# Bass Levels



## Mongrel714 (May 23, 2007)

Hello all,
I have a question on the bass output of my system, as it is, I have trouble getting decent bass levels while watching movies that are broadcast or on DVD, but, when I fire up the tuner or a CD there is more than enough bass, to much at times, I realize that music mixed differently, but is there this much difference? I am running an optical out of my Exp. 8300HD DVR straight to an Onkyo 7.1 HT system, the volumn is wide open, Hmm, writing this all down makes me wonder if my settings are right on my Onkyo,
Thanks for any input!


----------



## brucek (Apr 11, 2006)

The bass on any 5.1 signal should actually be more pronounced than on CD or tuner. The dynamic range is quite large on DVD considering the LFE channel. I would check the settings.......

brucek


----------



## JCD (Apr 20, 2006)

Can you confirm that the sub is working while in DD? It COULD be that the sub is turned off while in DOlby Digital but not so for 2 channel stuff.
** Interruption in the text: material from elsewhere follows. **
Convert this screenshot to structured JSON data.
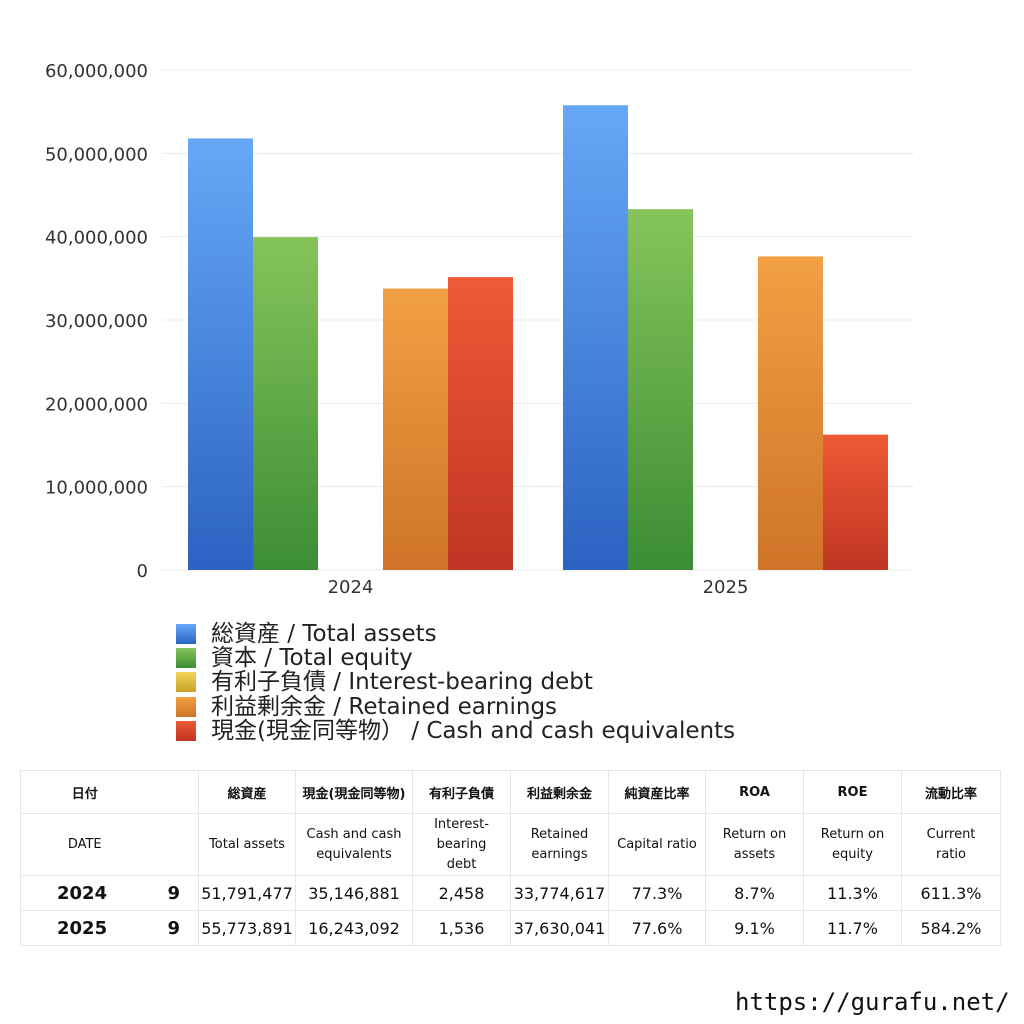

Another thing I just thought of -- have you calibrated using the test tones on the receiver and a SPL meter?

Just some quick musings..


JCD


----------



## bob1029 (Feb 26, 2007)

What ive noticed with my setup is similar. Initially I believed there to be a problem with the setup, but then I realized that the dynamic range on most radio stations is very small compared to a dvd. When I play a dvd, I find that I have to turn it up a bunch because the dialogue is alot quieter than the action scenes, where as on the tuner, the compressed range can be very audible at much lower levels. Initially I found this to be annoying, but then I began to appreciate the dynamic range that a decent dvd can produce. It is also entirely possible that you do infact have a problem with the setup and I am just rambling here. The only thing I can think of that would be wrong is a setting on the onkyo. I know on mine that with the tuner enabled, the reciever does whatever it wants to the lfe and sends it to the sub. Its possible you may need to adjust your lfe levels while the reciever is decoding a dd signal, and then go back to see if it affects the tuner/cd input.


----------



## Otto (May 18, 2006)

Hey Mongrel,

Looks like it's been over a month now, but I somehow missed this thread...
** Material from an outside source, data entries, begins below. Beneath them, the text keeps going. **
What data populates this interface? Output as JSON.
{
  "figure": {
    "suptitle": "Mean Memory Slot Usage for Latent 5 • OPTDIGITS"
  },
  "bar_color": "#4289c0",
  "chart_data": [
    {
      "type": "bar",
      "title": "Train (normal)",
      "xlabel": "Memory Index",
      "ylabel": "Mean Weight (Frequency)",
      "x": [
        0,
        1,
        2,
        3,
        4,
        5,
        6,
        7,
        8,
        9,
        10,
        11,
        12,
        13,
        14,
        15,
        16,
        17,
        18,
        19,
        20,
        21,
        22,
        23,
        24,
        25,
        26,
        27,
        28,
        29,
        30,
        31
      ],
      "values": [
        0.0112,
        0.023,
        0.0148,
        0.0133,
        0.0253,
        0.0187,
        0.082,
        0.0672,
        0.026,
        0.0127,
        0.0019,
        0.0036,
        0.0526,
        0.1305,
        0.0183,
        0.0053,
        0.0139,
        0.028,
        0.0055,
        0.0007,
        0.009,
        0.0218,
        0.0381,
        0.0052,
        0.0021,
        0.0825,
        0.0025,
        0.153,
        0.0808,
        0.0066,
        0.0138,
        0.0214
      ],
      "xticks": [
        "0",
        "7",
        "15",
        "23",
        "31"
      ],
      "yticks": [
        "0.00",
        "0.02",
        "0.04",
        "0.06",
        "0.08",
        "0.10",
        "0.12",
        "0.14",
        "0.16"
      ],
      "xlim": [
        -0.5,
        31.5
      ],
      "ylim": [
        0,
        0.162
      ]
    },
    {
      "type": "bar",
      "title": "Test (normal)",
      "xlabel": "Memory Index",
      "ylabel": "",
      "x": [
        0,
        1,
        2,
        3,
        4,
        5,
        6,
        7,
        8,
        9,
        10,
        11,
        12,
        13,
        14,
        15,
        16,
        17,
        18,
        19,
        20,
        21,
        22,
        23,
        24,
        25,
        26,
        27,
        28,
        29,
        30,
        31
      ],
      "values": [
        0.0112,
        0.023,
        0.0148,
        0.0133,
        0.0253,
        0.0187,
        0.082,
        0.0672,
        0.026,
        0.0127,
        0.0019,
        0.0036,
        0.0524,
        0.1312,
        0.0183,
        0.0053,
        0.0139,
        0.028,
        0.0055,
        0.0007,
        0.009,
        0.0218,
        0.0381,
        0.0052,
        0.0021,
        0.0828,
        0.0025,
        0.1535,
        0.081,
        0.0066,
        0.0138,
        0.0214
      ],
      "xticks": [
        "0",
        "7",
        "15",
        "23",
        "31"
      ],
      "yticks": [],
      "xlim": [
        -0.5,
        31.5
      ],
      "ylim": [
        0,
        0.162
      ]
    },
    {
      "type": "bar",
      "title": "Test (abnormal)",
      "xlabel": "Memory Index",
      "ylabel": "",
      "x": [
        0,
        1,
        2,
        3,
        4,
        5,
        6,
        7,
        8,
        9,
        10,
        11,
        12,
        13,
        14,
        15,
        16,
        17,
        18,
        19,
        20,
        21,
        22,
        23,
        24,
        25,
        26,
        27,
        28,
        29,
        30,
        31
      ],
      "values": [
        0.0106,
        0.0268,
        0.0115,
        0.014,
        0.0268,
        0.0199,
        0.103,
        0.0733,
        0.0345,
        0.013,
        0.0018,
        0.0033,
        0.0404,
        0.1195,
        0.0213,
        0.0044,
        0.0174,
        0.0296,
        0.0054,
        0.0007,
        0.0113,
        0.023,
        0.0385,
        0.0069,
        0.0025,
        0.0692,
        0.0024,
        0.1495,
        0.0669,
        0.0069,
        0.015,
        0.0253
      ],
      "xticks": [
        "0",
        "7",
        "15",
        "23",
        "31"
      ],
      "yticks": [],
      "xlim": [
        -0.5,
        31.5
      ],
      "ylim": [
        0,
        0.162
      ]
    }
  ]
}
Is there any possibility that you have an LFE control that's set low? That would reduce your sub output on movies such that you would need to bump up the primary "sub out" control.

Or perhaps there's a two-channel bass level that's set too high? I've seen that as well on preamps, although on my previous one it was only available to apply cuts, not boosts.
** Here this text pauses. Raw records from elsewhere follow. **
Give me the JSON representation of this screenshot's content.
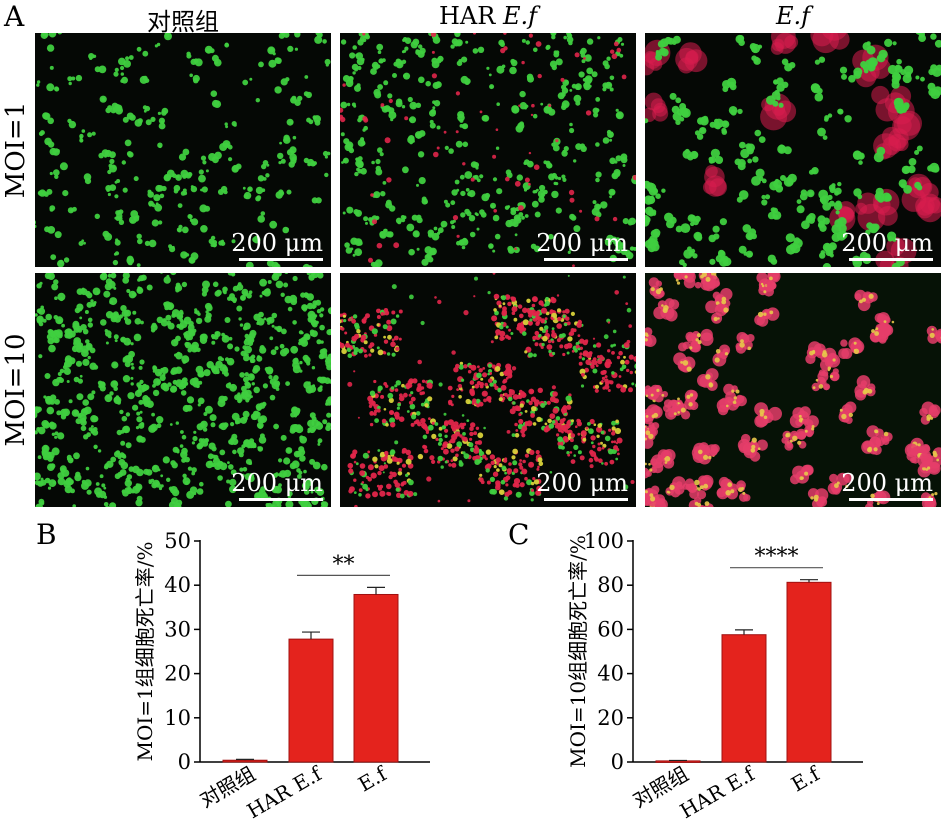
{
  "panel_labels": {
    "a": "A",
    "b": "B",
    "c": "C"
  },
  "columns": [
    "对照组",
    "HAR ",
    "E.f",
    "E.f"
  ],
  "column_italic_part": "E.f",
  "rows": [
    "MOI=1",
    "MOI=10"
  ],
  "scale_bar_label": "200 μm",
  "colors": {
    "live_cells": "#3fcf3f",
    "dead_cells": "#e0264a",
    "bar_fill": "#e4231d",
    "bar_edge": "#a01010"
  },
  "chart_data": [
    {
      "type": "bar",
      "panel": "B",
      "categories": [
        "对照组",
        "HAR E.f",
        "E.f"
      ],
      "values": [
        0.4,
        27.8,
        37.9
      ],
      "errors": [
        0.2,
        1.6,
        1.6
      ],
      "ylabel": "MOI=1组细胞死亡率/%",
      "ylim": [
        0,
        50
      ],
      "yticks": [
        0,
        10,
        20,
        30,
        40,
        50
      ],
      "significance": {
        "between": [
          1,
          2
        ],
        "label": "**"
      }
    },
    {
      "type": "bar",
      "panel": "C",
      "categories": [
        "对照组",
        "HAR E.f",
        "E.f"
      ],
      "values": [
        0.5,
        57.6,
        81.3
      ],
      "errors": [
        0.2,
        2.2,
        1.2
      ],
      "ylabel": "MOI=10组细胞死亡率/%",
      "ylim": [
        0,
        100
      ],
      "yticks": [
        0,
        20,
        40,
        60,
        80,
        100
      ],
      "significance": {
        "between": [
          1,
          2
        ],
        "label": "****"
      }
    }
  ]
}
When listening to movies vs. two-channel, I don't have to make much change. Sometimes I can tweak the bass a little (usually just a couple dB in one direction or the other). Such changes are usually just necessitatied by the particular mastering job. I don't get a big swing between movies and music.

Maybe you've already got this fixed. I'd like to hear your results.


----------



## Mongrel714 (May 23, 2007)

Otto said:


> Hey Mongrel,
> 
> Looks like it's been over a month now, but I somehow missed this thread...
> 
> ...


Hey Otto, thanks for chiming in, I did not find an answer to this problem, allthough with my new sub and amp its less of a problem now, I guess I'll chalk it up to a poor receiver, as I've changed cords and settings, but now I have the extra push over the top if I need it, It goes to eleven!


----------